Of particular interest, and the reason I include the stocks rising on no significant near term news, is because in current cash strapped stock market conditions, one can be sure that no one is putting their hand in their pocket unless they are pretty sure something good is going to happen. A good example of during the week was Tower Resources (TRP), where people clearly guessed rather successfully a farmout was on its way.  As far as the “no news” squad this week was concerned, there was actually quite a decent list: Borders (BOR), Proteome (PRM), new entrant GenIP (GNIP), Jersey (JOG), Argentex (AGFX).
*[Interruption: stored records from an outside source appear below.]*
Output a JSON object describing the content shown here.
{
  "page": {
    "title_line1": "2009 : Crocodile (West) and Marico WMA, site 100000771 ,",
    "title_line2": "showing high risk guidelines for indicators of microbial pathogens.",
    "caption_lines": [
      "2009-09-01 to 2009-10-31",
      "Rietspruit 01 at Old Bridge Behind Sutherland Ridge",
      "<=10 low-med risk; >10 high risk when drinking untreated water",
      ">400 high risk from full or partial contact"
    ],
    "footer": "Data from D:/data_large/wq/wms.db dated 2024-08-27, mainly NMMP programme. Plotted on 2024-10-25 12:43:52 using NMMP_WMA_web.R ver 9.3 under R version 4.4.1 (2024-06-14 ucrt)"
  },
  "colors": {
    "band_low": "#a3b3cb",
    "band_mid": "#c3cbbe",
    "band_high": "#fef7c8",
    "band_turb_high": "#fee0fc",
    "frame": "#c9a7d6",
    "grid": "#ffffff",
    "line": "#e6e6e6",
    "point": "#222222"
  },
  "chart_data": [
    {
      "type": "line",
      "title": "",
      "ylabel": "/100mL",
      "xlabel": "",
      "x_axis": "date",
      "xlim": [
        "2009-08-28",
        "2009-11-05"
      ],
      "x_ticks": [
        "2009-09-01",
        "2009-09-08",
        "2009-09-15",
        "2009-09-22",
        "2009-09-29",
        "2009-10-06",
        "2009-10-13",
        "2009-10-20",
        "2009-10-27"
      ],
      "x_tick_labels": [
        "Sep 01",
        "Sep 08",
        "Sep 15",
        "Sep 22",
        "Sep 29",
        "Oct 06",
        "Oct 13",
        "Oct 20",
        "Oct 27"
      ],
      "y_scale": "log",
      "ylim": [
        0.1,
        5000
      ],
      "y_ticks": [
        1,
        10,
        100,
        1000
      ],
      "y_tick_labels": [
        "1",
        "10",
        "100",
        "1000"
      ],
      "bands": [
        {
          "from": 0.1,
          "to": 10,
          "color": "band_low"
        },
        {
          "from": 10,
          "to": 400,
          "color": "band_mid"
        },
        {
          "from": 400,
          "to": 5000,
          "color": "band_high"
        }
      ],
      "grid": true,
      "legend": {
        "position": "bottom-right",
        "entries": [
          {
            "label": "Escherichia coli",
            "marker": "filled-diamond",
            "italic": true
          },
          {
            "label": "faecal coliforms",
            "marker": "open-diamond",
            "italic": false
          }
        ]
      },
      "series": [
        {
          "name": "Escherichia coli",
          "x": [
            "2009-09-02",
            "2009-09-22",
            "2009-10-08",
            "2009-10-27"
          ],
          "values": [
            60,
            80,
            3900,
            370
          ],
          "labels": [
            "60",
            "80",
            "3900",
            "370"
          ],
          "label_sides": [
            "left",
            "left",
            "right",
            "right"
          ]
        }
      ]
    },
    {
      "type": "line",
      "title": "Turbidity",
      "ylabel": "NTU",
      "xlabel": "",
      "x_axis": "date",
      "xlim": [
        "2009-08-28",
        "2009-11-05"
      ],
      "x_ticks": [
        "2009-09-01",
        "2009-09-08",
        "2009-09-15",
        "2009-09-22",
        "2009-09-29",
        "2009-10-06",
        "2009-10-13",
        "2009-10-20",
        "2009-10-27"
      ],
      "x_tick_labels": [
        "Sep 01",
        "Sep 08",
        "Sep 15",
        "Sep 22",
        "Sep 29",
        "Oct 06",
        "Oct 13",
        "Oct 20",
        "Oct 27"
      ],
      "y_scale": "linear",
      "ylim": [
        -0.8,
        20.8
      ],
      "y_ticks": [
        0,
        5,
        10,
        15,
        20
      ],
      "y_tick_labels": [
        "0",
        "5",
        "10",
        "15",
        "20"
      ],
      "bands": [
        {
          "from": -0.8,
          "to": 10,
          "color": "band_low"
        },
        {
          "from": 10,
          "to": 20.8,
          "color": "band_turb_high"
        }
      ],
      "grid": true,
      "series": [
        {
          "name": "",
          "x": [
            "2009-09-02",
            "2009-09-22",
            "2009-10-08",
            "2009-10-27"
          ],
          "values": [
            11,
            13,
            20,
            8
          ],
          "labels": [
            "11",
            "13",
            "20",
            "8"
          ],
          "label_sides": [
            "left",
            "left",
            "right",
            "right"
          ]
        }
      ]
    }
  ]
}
The other point to note for those who perhaps wonder why these stocks are covered in the rear view mirror, is firstly we have an assumption that they may rise at least until significant news comes out. The second point is that the first alert that they are on the move, as was the case with TRP, was a charting alert derived from the Bulletin Board Heroes, here on ZaksTradersCafe.com.

Bulletin Board Heroes

Indeed, this six days a week video remains the flagship offering here. I maintain that as an investor, being alerted to high percentage set ups, with targets and stop losses is as or even more valuable than the fundamentals. This is especially so, if you are not a genius at wading through the fundamentals, or stock market timing. The charting triumphs of Sealand (SCGL), EnergyPathways (EPP), Roadside (ROAD), Mobile Streams (MOS), Fusion Antibodies (FAB), Orosur (OMI), MicroSalt (SALT), Renalytix (RENX), and Quadrise (QED) have all been highlighted in the Bulletin Board Heroes in the past few months. In my view it would be much more useful for a company’s stock to be mentioned in the Bulletin Board Heroes, and the roadmap it provides, than the plethora of 20th century offerings still doing the rounds from increasingly desperate parties.